Vers le début de notre ère (l’an 1 de notre ère), les Dorset commencent à changer de territoire et abandonnent le Groenland et l’Extrême-Arctique. C’est ce que les archéologues appellent le Dorsétien moyen. Certains archéologues considèrent que la culture matérielle des périodes ancienne et moyenne se ressemble. Le Dorsétien moyen est toutefois marqué par des réseaux d’échange surtout régionaux, qui ne s’étendent plus aussi loin que par le passé. Malgré cette réduction du territoire habité, certains groupes Dorset s’installent dans de nouvelles régions, comme Terre-Neuve. Ce déplacement, dont les motivations sont encore débattues parmi les archéologues, pourrait entre autres être dû à un refroidissement du climat.

Image 3 : Carte approximative de la répartition géographique pendant le Dorsétien moyen.

Vers l’an 500 de notre ère, les Dorset vivent une transition importante. Ils commencent à étendre leurs réseaux d’échange et à troquer des matériaux, des connaissances et des idées dans tout l’est de l’Arctique nord-américain. Cette période prospère marquée par l’interconnectivité se nomme le Dorsétien récent. De nombreux artéfacts de cette époque indiquent de fortes interactions entre les différents groupes Dorset. De plus, les groupes du Dorsétien récent réintègrent des parties de l’Extrême-Arctique et du nord du Groenland à partir de l’an 700. Malgré l’expansion de leur territoire, les Dorset quittent complètement Terre-Neuve et la plus grande partie du centre et du sud du Labrador.

Image 4 : Carte approximative de la répartition géographique pendant le Dorsétien récent.
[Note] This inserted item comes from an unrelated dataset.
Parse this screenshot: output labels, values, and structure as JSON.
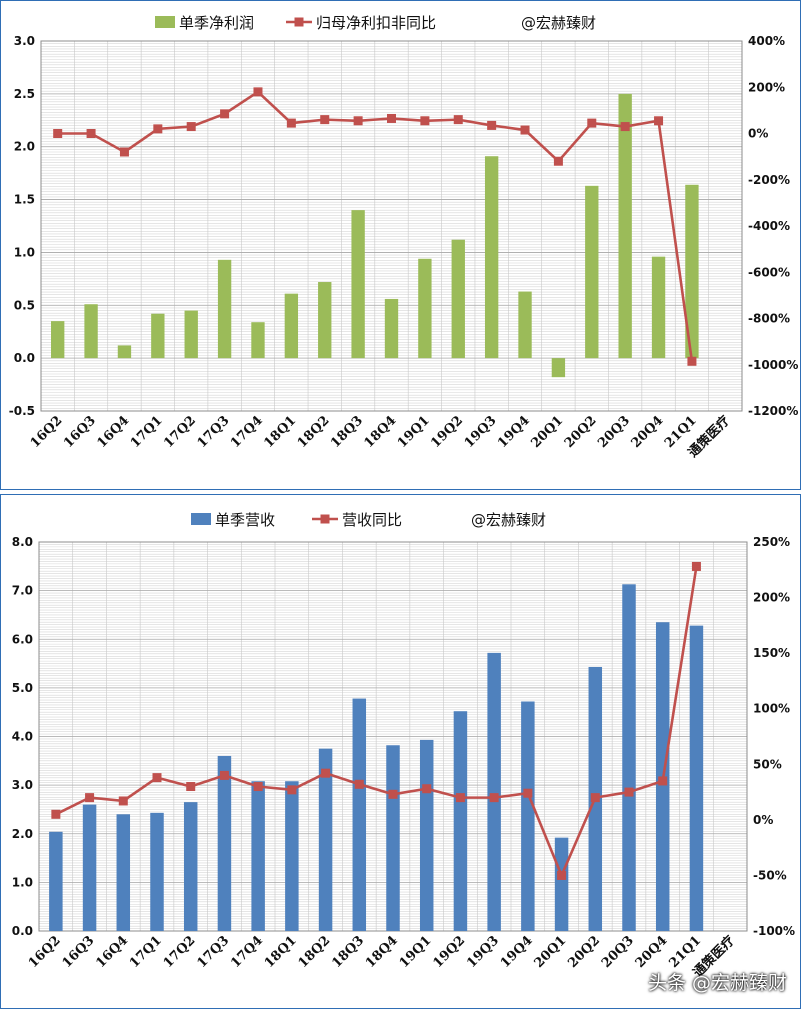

Vers l’an 1000 de notre ère, les Dorset commencent à abandonner certaines parties de l’Arctique et disparaissent entièrement entre les années 1300 et 1400. La raison de cette disparition plutôt soudaine est encore inconnue des archéologues. Il n’existe aucun descendant génétique connu des peuples Dorset, ce qui rend le phénomène encore plus difficile à comprendre. De plus, les recherches indiquent qu’il y aurait eu peu de conflits entre les Dorset et les autres groupes vivant dans le nord, comme les Inuits et les Dénés. Leur disparition en est d’autant plus déconcertante. Dans certaines parties de l’Arctique, il existe toutefois un chevauchement entre les derniers Dorset et les premiers Inuits. Dans les récits oraux, des interactions entre les Inuits et les Tuniits, un peuple ressemblant de près à ceux du Dorsétien, suggèrent un certain niveau de contact entre les deux groupes. On ignore toutefois si ces interactions ont un lien avec le sort des Dorset.